Following a shift in ownership, London-based agency Devilfish Creative has relaunched as Wonderful Content. The new name reflects a new commitment to meeting the needs of modern broadcasters, said the company’s new creative director, Andi Granger.

“Those types of huge broadcast budgets for rebranding are not around as much, mainly because of new technology and new ways of producing things.” he told Brief from Wonderful’s new office in the Shoreditch neighborhood of London. “We’ve found there’s a need to support broadcasters with more added-value content. [Broadcasters’] internal teams make their day-to-day trailers and that sort of work, but when it comes to 360 work, internal broadcast teams are not necessarily that well set up for that.”

Wonderful will continue to do the broadcast branding and advertising work that Devilfish built its reputation on, but will also widen its offerings to include print design, video production and digital initiatives. With a background as a creative director for networks such as BBC and Sky, Granger has experience launching huge channels and producing multimedia advertising for massive shows. But also, having led large creative teams within those networks, he has a keen understanding of how agencies such as Wonderful can help the folks on the inside.

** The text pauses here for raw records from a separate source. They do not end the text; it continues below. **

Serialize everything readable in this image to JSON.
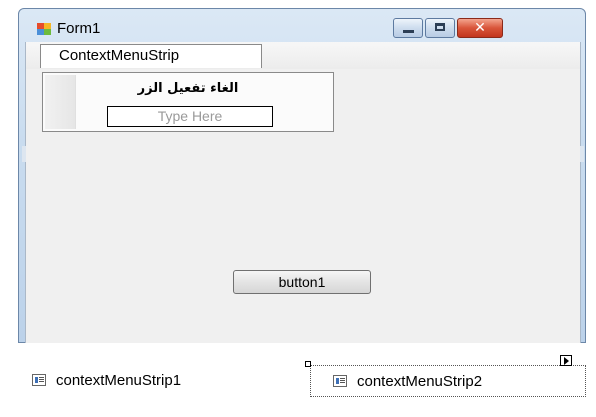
{
  "window": {
    "title": "Form1"
  },
  "menustrip": {
    "tab_label": "ContextMenuStrip",
    "items": [
      {
        "label": "الغاء تفعيل الزر"
      }
    ],
    "type_here_placeholder": "Type Here"
  },
  "form": {
    "button1_label": "button1"
  },
  "tray": {
    "items": [
      {
        "label": "contextMenuStrip1",
        "icon": "context-menu-icon"
      },
      {
        "label": "contextMenuStrip2",
        "icon": "context-menu-icon"
      }
    ]
  },
  "colors": {
    "frame": "#c9dcef",
    "client": "#f0f0f0",
    "close_button": "#d8553a"
  }
}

“Not only is Andi passionate about finding new and innovative ways to apply creativity to broadcasters, but he’s absolutely rooted in the day-to-day requirements of the job,” said Moray McLaren, Wonderful’s business director.

In addition to hiring Granger, another large part of Wonderful’s transition will involve tapping more directly into a global network of creatives that Devilfish founded in 2006: The Smalls. Begun as a two-day iPod-centric film festival called “Small Films for Small Screens,” The Smalls caught the attention of Apple itself, which wound up sponsoring that inaugural event. From there, The Smalls continued to produce filmmaking events and competitions, and eventually evolved into an online community of more than 10,000 directors, designers, artists, musicians and other creatives who could not only network with each other but with potential employers. In The Smalls’ Pitch Room, brands, nonprofits, recording artists seeking music videos and other entities post briefs that the community may bid on.

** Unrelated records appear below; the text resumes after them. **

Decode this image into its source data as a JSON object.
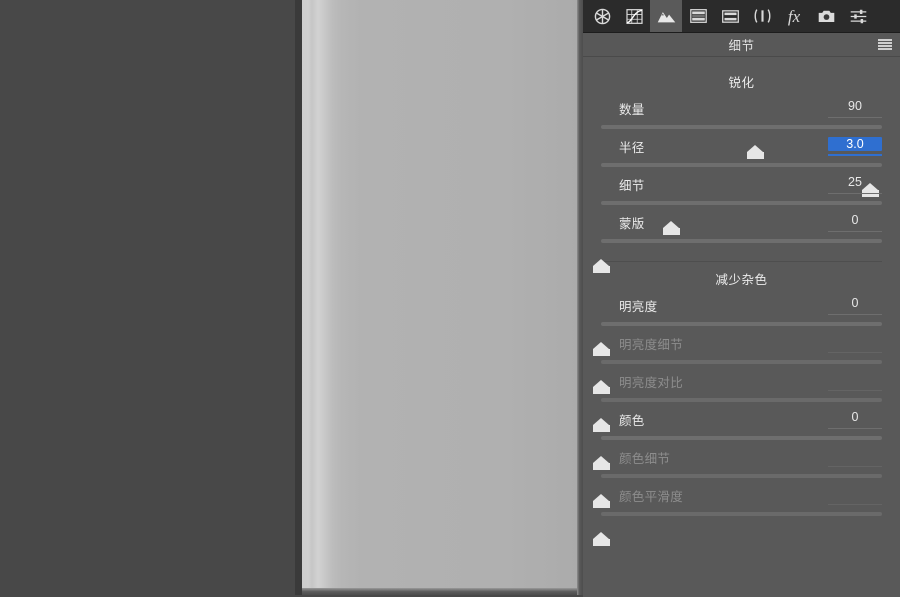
{
  "app": {
    "background_color": "#484848",
    "panel_color": "#595959",
    "accent_color": "#2f6fd0"
  },
  "toolbar": {
    "items": [
      {
        "icon": "aperture-icon",
        "label": "基本",
        "active": false
      },
      {
        "icon": "tone-curve-icon",
        "label": "色调曲线",
        "active": false
      },
      {
        "icon": "detail-icon",
        "label": "细节",
        "active": true
      },
      {
        "icon": "hsl-grayscale-icon",
        "label": "HSL/灰度",
        "active": false
      },
      {
        "icon": "split-toning-icon",
        "label": "分离色调",
        "active": false
      },
      {
        "icon": "lens-correction-icon",
        "label": "镜头校正",
        "active": false
      },
      {
        "icon": "effects-fx-icon",
        "label": "效果",
        "active": false
      },
      {
        "icon": "camera-calibration-icon",
        "label": "相机校准",
        "active": false
      },
      {
        "icon": "presets-sliders-icon",
        "label": "预设",
        "active": false
      }
    ]
  },
  "panel": {
    "title": "细节",
    "menu_icon": "hamburger-menu-icon"
  },
  "sharpening": {
    "heading": "锐化",
    "rows": [
      {
        "label": "数量",
        "value": "90",
        "percent": 55,
        "state": "normal"
      },
      {
        "label": "半径",
        "value": "3.0",
        "percent": 96,
        "state": "active"
      },
      {
        "label": "细节",
        "value": "25",
        "percent": 25,
        "state": "normal"
      },
      {
        "label": "蒙版",
        "value": "0",
        "percent": 0,
        "state": "normal"
      }
    ]
  },
  "noise_reduction": {
    "heading": "减少杂色",
    "rows": [
      {
        "label": "明亮度",
        "value": "0",
        "percent": 0,
        "state": "normal"
      },
      {
        "label": "明亮度细节",
        "value": "",
        "percent": 0,
        "state": "disabled"
      },
      {
        "label": "明亮度对比",
        "value": "",
        "percent": 0,
        "state": "disabled"
      },
      {
        "label": "颜色",
        "value": "0",
        "percent": 0,
        "state": "normal"
      },
      {
        "label": "颜色细节",
        "value": "",
        "percent": 0,
        "state": "disabled"
      },
      {
        "label": "颜色平滑度",
        "value": "",
        "percent": 0,
        "state": "disabled"
      }
    ]
  }
}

Previously, The Smalls existed in tandem with Devilfish, but wasn’t necessarily an integral part of the business. But Wonderful intends to draw heavily on the network it created, directly tapping the member base for video productions and other endeavors on a per-project basis.

“You get designers, artists, musicians, developers, and you make these interesting combinations, like pop-up teams,” said Granger. “You create these dream teams for client briefs. It’s all about connecting things. That’s what we love to do. We believe that when the right people, skills and ideas come together, wonderful things happen.”

Working in promo is generally a creatively stimulating career, but even in that happy realm, any number of factors can cause a worker to lose his or her motivation. By constantly supplementing its permanent staff’s broadcast industry expertise with new artistic personalities, visions and points of view recruited from The Smalls, Wonderful will be “able to offer some amazing creativity, keeping it fresh,” said Granger. “And, it’s a great way of casting a net to get lots of ideas and treatments for us. We sort of call it the world’s biggest creative department.”

In its drive to better meet the needs of the modern broadcaster, Wonderful has hit across a most modern way of producing content: personalizing each and every project by crowdsourcing from an ultra-specific social network that the company itself has built and curated.

“For us to be able to have at the heart of our business a nucleus of senior people drawn from broadcast and advertising and media and digital, and then be able to plug into this creative network… we thought that was just kind of the dream ticket,” said McLaren. “Endless creativity but filtered through a hard-won broadcast sensibility… As creative people, if we fill up people’s lives with content – whether that’s a great piece of print design or a digital app or a channel rebrand – we’ve almost got a moral obligation to make it wonderful.”